A primeira fase foi inaugurada no
final do ano passado, quando quatro dos 12 computadores que serão
interligados para compor o supercomputador modelo SX-6 entraram em
operação. Nessa etapa foram consumidos US$ 6 milhões da verba
obtida do governo federal.
O modelo já em
funcionamento apresenta uma performance de 256 bilhões de cálculos
por segundo para processamento de dados, garantindo mais precisão
e agilidade nas previsões de tempo e clima para meses e até
anos, de acordo com a chefe de operações do CPTEC, Dra.

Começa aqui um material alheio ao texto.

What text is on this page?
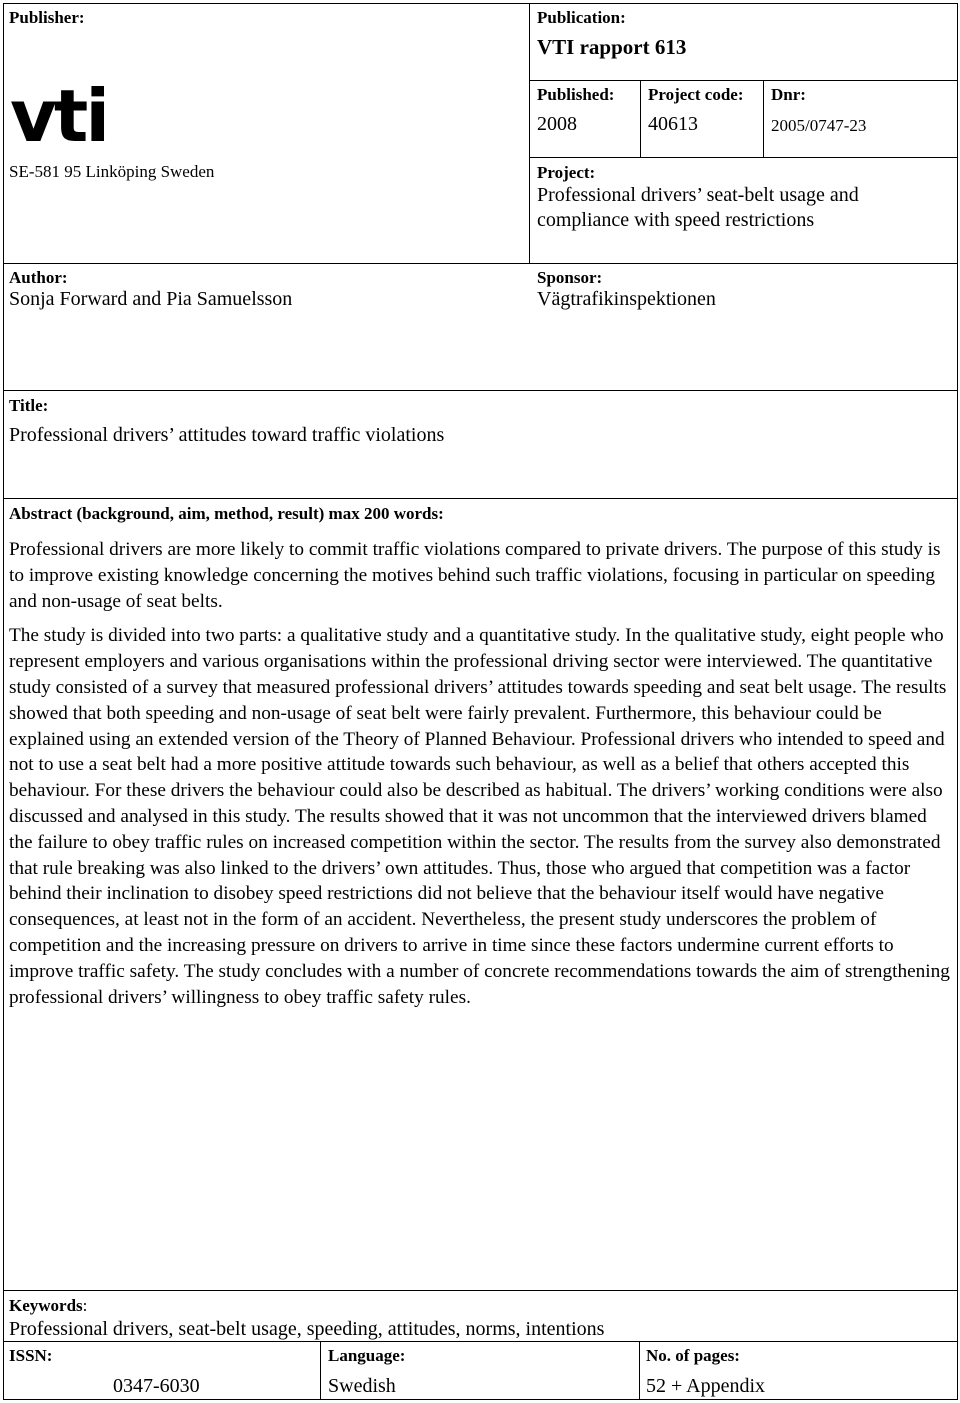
Publisher:
vti
SE-581 95 Linköping Sweden
Publication:
VTI rapport 613
Published:
2008
Project code:
40613
Dnr:
2005/0747-23
Project:
Professional drivers’ seat-belt usage and
compliance with speed restrictions
Author:
Sonja Forward and Pia Samuelsson
Sponsor:
Vägtrafikinspektionen
Title:
Professional drivers’ attitudes toward traffic violations
Abstract (background, aim, method, result) max 200 words:

Professional drivers are more likely to commit traffic violations compared to private drivers. The purpose of this study is to improve existing knowledge concerning the motives behind such traffic violations, focusing in particular on speeding and non-usage of seat belts.

The study is divided into two parts: a qualitative study and a quantitative study. In the qualitative study, eight people who represent employers and various organisations within the professional driving sector were interviewed. The quantitative study consisted of a survey that measured professional drivers’ attitudes towards speeding and seat belt usage. The results showed that both speeding and non-usage of seat belt were fairly prevalent. Furthermore, this behaviour could be explained using an extended version of the Theory of Planned Behaviour. Professional drivers who intended to speed and not to use a seat belt had a more positive attitude towards such behaviour, as well as a belief that others accepted this behaviour. For these drivers the behaviour could also be described as habitual. The drivers’ working conditions were also discussed and analysed in this study. The results showed that it was not uncommon that the interviewed drivers blamed the failure to obey traffic rules on increased competition within the sector. The results from the survey also demonstrated that rule breaking was also linked to the drivers’ own attitudes. Thus, those who argued that competition was a factor behind their inclination to disobey speed restrictions did not believe that the behaviour itself would have negative consequences, at least not in the form of an accident. Nevertheless, the present study underscores the problem of competition and the increasing pressure on drivers to arrive in time since these factors undermine current efforts to improve traffic safety. The study concludes with a number of concrete recommendations towards the aim of strengthening professional drivers’ willingness to obey traffic safety rules.

Keywords:
Professional drivers, seat-belt usage, speeding, attitudes, norms, intentions
ISSN:
0347-6030
Language:
Swedish
No. of pages:
52 + Appendix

Chou Sin
Chan, também pesquisadora do Inpe.
Em sua avaliação, quando o
sistema for totalmente instalado, o instituto estará muito mais
apto para estudar mudanças climáticas de décadas a até séculos
a frente. "Poderemos inclusive fazer simulações de mudanças
climáticas e saber como será a Amazônia daqui a 100 anos",
diz Chou, contando que o antigo computador, também da NEC, será
reservado para pesquisas que não exigem respostas tão imediatas.
Segundo a pesquisadora, a crise
energética de 2001 foi a principal responsável pela liberação
da verba do governo para a aquisição do supercomputador. O
equipamento utilizado anteriormente, explica ela, já não supria
todas as necessidades do instituto por ter memória limitada e ser
menos veloz. Além de muito mais rápida no processamento de
informações, a nova tecnologia aumentará significativamente a
precisão das previsões.
Antes, por exemplo,
a previsão de tempo regional para três dias apresentava
detalhamento de 40 quilômetros para a América do Sul e levava
duas horas. O Inpe está fazendo testes com detalhamento de 20
quilômetros e, conforme Chou, o processo tem consumido menos de
30 minutos.
"Hoje pode-se prever que
choverá na cidade de São Paulo, mas será possível saber o que
acontecerá na Zona Sul ou na Leste", explica o gerente técnico
de Sistemas de Alto Desempenho da NEC do Brasil, Marcos Souza. Ele
lembra que um supercomputador num centro de meteorologia pode
ajudar os setores agrícolas e também as usinas hidroelétricas.
Baseado na previsão
do tempo, um agricultor tem condições de tomar decisões de
manejo da terra ou seleção de uma cultura e, em casos de decisões
equivocadas, pode evitar perdas com uma previsão mais detalhada.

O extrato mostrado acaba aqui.